The latest “whoa moment” for me as a parent is watching my boys form their own bond.
“This is our first child,” we used to croon. “Yes, and this over here is our second child. Lovely aren’t they?” was the rhetorical question we asked at that point. That was because it all made sense back then. We had an older child and we had a younger child. One was in diapers, one wasn’t. One talked, one didn’t. Sense; the world made sense.
Then it all changed. Tolerating each other became negotiating with each other seemingly overnight. In case you were wondering, no, this is not a good thing. Not for my sanity at least.
If you are a loyal reader and familiar with my kids, you know that they are very different. As individuals, my wife and I pretty much have them figured out and can tell ourselves with confidence that we are in control, but now that they are joining forces… well, that’s a game changer.

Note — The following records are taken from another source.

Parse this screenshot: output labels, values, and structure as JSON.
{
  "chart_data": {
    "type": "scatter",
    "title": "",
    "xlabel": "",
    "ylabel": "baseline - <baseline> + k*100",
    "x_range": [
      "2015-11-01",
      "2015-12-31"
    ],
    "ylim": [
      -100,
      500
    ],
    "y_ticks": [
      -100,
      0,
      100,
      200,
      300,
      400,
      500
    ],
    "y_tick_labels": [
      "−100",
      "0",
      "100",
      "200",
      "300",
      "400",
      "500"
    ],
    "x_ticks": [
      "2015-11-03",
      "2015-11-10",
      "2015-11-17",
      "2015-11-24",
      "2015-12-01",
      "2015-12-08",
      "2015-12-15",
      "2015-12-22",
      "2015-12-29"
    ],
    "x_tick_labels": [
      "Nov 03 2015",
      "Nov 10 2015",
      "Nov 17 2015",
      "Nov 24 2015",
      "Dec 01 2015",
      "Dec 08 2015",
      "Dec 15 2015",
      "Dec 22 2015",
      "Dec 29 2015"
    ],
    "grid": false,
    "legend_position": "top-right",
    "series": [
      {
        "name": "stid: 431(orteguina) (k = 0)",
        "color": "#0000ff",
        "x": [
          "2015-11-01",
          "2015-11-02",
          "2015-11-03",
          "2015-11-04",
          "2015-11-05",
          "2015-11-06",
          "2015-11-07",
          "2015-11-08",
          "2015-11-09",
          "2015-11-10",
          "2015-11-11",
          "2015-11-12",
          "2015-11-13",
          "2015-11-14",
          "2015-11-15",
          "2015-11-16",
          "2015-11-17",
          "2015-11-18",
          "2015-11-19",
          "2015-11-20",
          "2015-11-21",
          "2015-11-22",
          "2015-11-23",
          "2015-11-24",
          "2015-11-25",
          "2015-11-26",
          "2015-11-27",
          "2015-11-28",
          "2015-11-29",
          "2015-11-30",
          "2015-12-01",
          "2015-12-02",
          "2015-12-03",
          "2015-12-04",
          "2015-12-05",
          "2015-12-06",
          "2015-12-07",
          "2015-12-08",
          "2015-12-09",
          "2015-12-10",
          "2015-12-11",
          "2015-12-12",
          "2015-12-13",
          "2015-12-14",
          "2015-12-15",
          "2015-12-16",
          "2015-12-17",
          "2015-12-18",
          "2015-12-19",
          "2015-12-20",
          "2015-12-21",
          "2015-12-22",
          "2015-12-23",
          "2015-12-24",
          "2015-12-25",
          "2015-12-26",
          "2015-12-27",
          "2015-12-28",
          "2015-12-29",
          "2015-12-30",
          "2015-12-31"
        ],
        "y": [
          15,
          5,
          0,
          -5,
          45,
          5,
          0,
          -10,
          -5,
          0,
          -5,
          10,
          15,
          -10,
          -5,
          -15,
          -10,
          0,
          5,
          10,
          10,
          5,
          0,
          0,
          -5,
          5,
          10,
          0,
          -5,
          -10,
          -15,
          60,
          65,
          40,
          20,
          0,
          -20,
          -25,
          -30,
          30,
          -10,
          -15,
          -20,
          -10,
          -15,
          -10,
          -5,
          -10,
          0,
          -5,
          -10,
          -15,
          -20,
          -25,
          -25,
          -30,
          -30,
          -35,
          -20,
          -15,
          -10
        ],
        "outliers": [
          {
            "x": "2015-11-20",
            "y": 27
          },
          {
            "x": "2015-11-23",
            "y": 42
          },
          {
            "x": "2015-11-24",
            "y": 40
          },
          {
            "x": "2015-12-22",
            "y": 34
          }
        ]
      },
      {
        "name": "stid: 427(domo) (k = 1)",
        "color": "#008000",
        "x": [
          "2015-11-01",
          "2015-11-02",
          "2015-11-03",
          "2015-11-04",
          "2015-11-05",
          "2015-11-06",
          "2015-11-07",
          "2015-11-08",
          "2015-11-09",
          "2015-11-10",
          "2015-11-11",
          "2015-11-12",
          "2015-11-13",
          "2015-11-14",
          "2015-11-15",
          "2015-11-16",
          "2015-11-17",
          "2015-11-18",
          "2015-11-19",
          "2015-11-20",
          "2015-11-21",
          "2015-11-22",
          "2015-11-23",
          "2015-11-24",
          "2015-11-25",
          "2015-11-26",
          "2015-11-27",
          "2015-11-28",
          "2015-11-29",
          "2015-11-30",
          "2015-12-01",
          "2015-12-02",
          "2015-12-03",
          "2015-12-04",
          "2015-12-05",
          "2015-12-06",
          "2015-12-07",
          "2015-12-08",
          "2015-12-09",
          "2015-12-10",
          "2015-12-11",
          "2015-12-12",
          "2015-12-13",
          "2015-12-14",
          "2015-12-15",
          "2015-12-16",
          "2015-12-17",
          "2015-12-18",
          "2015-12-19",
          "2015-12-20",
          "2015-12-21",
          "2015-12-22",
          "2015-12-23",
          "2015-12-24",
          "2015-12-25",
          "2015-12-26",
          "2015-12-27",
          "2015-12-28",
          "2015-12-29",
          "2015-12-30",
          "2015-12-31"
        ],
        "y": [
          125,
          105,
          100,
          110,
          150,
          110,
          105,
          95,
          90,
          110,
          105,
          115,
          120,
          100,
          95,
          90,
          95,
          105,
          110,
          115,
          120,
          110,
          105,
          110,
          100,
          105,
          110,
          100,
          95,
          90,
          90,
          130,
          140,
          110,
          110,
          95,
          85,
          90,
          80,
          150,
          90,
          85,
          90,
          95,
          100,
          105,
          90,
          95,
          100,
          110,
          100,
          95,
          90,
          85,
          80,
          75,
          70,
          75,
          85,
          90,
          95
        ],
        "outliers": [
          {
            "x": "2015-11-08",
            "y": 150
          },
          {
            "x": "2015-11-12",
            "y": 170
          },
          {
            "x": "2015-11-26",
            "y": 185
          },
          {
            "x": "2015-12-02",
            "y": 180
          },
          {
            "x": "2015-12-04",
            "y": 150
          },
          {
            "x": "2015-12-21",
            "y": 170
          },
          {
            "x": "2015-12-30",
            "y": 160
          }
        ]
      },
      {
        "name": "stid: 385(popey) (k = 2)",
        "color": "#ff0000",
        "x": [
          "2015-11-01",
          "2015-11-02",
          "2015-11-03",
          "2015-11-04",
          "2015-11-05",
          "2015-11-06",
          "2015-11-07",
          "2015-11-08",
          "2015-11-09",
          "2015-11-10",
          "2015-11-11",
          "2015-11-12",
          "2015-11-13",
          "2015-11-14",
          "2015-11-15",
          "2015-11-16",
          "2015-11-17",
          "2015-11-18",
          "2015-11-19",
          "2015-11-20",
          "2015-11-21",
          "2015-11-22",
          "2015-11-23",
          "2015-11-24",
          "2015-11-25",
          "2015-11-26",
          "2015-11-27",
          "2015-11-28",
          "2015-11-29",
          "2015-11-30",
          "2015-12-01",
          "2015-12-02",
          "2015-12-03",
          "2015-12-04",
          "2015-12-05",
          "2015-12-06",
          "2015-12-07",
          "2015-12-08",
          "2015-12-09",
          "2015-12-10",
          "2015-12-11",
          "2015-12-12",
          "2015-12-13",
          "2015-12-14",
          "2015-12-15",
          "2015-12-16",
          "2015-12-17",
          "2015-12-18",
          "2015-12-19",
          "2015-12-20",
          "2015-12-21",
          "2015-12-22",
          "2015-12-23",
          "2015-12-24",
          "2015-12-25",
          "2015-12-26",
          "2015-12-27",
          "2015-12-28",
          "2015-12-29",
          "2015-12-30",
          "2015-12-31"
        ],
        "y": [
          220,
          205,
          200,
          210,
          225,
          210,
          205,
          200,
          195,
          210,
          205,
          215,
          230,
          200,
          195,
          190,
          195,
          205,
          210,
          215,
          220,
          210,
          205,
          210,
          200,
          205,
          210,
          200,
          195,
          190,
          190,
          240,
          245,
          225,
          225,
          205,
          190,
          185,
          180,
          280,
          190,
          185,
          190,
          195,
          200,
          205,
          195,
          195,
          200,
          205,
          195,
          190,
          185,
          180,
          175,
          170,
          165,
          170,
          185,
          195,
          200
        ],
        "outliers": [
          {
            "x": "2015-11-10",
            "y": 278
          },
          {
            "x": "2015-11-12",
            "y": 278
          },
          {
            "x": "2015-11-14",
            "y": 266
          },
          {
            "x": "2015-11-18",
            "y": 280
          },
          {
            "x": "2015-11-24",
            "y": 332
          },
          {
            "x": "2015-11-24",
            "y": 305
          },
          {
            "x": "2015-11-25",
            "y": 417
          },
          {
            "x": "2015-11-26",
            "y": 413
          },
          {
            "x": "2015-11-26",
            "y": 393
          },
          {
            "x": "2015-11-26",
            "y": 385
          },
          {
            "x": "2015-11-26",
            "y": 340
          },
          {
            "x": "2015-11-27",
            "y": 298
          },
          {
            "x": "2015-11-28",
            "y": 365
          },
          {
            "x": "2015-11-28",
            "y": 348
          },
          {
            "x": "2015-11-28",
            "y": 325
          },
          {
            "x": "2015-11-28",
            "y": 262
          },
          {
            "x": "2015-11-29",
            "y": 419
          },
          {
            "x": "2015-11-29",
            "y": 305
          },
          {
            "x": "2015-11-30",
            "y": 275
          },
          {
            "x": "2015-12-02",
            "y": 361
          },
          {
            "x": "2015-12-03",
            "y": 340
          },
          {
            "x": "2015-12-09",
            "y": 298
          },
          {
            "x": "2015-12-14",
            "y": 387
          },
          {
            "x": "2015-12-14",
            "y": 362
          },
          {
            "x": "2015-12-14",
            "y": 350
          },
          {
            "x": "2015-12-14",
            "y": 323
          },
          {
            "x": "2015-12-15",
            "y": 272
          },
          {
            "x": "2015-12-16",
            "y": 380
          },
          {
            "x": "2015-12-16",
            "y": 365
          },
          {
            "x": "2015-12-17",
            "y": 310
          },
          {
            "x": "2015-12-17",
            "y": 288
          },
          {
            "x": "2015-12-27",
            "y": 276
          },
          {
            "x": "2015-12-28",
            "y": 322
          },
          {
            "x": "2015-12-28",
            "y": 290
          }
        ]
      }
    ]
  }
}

The little one actually changed the rules. Nobody else.
Whatever the history of the Marmo family may end up being, no matter which one of us ends up leaving the most significant mark on this world, let it be known here and now that the little one forever changed the equation. The oldest one set the table, but the youngest one ripped the table cloth right out from under all of the cups and plates and utensils and sent everything crashing to the floor.
What exactly did he do to change the rules? Pretty simple, he basically decided one day that he was into his older brother. Once a mere inconvenience and stealer of toys, his older brother is now seen as a role model and constant source of entertainment. In case you didn’t get the memo, if you want to fan the flames of a 4-year-old’s ego, just pay attention to him. Big bro provides the entertainment, and his little cohort, in return, provides validation for silly noises and made up words.
But, don’t let the previous words fool you.
The oldest one is, and always will be, in charge. The youngest may have changed the equation, but he’s not the one who determines the laws of relativity in our household. That, my friends, is dictated by the 4-year-old. I used to call them “Pinky and the Brain” after one of my favorite cartoons, referring to the smarts of my first born and the general pinkish hue of the baby, but that has changed. Does anyone know if there is a cartoon called, “The Brain and the Train?”
But I digress and will get back to the original problem – they are now in cahoots. The oldest used to tolerate the little one and deal with him because he was “that other son in the household,” but now it’s a full blown partnership. If I could be honest, I think the heart of the problem is that they genuinely like each other.
And now they are working together?
The thought is scary, but it’s real. Fighting over toys has amazingly turned into playing together with toys. The little daredevil standing up on the train table, something never even fathomed before he arrived, now means both of them standing up on the train table. Sitting up on the coffee table for one, you guessed it, means sitting up on the coffee table for two.
They actually figured it out. They bonded and are now potentially unstoppable.
Except they forgot about one small thing – their parents. If we are good at one thing, it’s bombarding our children with discipline. There is nothing in the world I love more than their new bond, and while they will definitely be a force to be reckoned with in the coming years, they are simply no match for their mother and I.
The fact is, we enforce the rules. But fortunately for them, our rules are not that hard.
First rule – Always love and respect each other.
Second rule – Always love and respect your parents.
Third rule – Belly laugh often.
Fourth rule – Get down from whatever you are standing on.